VEVRAA and 41 CFR Part 60-300 operate alongside (but separately from) Section 503 of the Rehabilitation Act (which applies to veterans with service-connected disabilities) and Title I of the ADA (which applies to veterans with disabilities who are not covered by Section 503). Contractors subject to VEVRAA typically must maintain three overlapping affirmative action plans: one under E.O. 11246 (race, sex), one under Section 503 (individuals with disabilities), and one under VEVRAA (covered veterans).
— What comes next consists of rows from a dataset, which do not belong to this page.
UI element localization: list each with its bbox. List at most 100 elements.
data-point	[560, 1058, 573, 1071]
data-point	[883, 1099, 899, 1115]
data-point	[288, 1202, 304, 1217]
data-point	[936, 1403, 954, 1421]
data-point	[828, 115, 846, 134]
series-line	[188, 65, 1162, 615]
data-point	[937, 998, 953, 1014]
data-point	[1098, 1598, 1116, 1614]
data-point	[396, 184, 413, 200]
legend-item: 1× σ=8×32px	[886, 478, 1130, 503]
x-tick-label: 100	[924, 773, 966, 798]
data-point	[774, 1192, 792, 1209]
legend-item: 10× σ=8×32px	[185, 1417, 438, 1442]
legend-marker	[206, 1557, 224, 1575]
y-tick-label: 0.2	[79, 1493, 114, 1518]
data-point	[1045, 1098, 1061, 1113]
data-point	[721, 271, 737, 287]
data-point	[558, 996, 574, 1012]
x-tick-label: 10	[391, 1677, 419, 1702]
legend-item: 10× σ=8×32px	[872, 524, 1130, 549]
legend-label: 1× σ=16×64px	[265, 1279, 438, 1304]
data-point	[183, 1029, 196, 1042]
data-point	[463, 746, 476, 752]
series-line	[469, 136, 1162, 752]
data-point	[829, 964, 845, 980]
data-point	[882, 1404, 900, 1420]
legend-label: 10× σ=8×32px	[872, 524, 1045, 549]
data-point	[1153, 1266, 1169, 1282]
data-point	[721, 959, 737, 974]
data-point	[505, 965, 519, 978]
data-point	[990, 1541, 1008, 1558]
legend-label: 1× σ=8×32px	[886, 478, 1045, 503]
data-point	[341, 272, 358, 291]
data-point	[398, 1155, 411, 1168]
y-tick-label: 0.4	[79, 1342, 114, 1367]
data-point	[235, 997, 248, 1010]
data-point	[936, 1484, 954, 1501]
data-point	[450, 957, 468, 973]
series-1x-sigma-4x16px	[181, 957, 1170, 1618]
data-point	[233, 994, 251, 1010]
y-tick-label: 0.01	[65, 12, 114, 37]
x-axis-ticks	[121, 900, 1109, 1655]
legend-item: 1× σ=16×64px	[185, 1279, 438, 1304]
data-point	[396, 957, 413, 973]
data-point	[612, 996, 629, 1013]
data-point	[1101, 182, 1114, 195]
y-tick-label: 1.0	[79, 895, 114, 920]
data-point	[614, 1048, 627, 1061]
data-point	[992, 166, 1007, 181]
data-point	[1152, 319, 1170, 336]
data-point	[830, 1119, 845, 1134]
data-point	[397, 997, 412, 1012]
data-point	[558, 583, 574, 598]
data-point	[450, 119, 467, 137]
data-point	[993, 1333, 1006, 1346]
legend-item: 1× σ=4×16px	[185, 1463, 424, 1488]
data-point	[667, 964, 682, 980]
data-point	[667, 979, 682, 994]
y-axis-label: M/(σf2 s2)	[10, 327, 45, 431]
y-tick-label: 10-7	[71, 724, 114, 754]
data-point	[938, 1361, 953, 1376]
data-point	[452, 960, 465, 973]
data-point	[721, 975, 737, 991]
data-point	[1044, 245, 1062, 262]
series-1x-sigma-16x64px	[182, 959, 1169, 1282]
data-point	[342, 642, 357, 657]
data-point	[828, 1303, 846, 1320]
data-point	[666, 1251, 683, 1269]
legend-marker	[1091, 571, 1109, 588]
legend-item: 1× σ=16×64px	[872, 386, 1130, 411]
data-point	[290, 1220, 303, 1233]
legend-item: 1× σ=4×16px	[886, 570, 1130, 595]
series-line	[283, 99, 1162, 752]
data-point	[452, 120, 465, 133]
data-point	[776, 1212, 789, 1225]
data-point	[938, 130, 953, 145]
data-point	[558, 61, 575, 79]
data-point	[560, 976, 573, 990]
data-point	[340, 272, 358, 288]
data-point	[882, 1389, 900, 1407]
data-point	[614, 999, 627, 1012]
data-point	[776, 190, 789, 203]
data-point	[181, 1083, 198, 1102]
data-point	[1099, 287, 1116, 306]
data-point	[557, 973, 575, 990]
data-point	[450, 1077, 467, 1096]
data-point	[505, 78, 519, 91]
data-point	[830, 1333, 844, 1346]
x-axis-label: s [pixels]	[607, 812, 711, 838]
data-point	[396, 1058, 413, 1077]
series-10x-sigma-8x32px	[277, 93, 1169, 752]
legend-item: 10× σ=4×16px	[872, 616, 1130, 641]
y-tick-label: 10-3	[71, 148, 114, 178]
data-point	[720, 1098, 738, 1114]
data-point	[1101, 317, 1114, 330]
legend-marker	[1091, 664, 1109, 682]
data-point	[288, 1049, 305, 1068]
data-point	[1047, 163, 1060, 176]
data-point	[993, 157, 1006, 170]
OFCCP consolidated the compliance review for all three into unified scheduling letters and audit procedures. Recent rulemakings: 78 FR 58613 (September 2013) — comprehensive VEVRAA implementing regulations update, adding the national benchmark, establishing the $100,000 coverage threshold, and significantly expanding AAP content requirements.

Statutory Authority

This rule implements:

  • 38 U.S.C. § 4102A — requires DOL to establish a system for furnishing veterans with employment assistance, including the DVOP and LVER programs; the Secretary sets standards for DVOP and LVER functions
  • 38 U.S.C. § 4103 — requires each State Workforce Agency to establish a veterans' employment program administered by a State Director for Veterans' Employment and Training
  • 38 U.S.C. § 4103A — establishes the LVER program: requires each state to designate LVER positions in each AJC; LVERs must be veterans; their functions are employer outreach and veterans' advocacy, not direct case management
  • 38 U.S.C. § 4104 — establishes the DVOP program: DVOPs must be veterans; their function is providing intensive services to veterans with barriers to employment; the statute prohibits use of DVOP specialists for non-veteran populations
  • 38 U.S.C. § 4212 — requires federal contractors to take affirmative action to hire covered veterans; VETS has enforcement authority over contractor VEVRAA obligations

Recent Rulemakings

2014 Final Rule (79 FR 46561): updated performance standards to align with WIOA's common performance measures framework; clarified the functional distinctions between DVOP and LVER positions; revised the definition of "significant barriers to employment" to include homeless veterans, recently incarcerated veterans, veterans with service-connected disabilities, and veterans within 12 months of separation. 2002 Jobs for Veterans Act (Pub. L. 107-288): the foundational reauthorization that established the current DVOP/LVER framework, codified the priority of service requirement, and restructured the VETS grant formula to be population-based. No major structural amendments since 2014.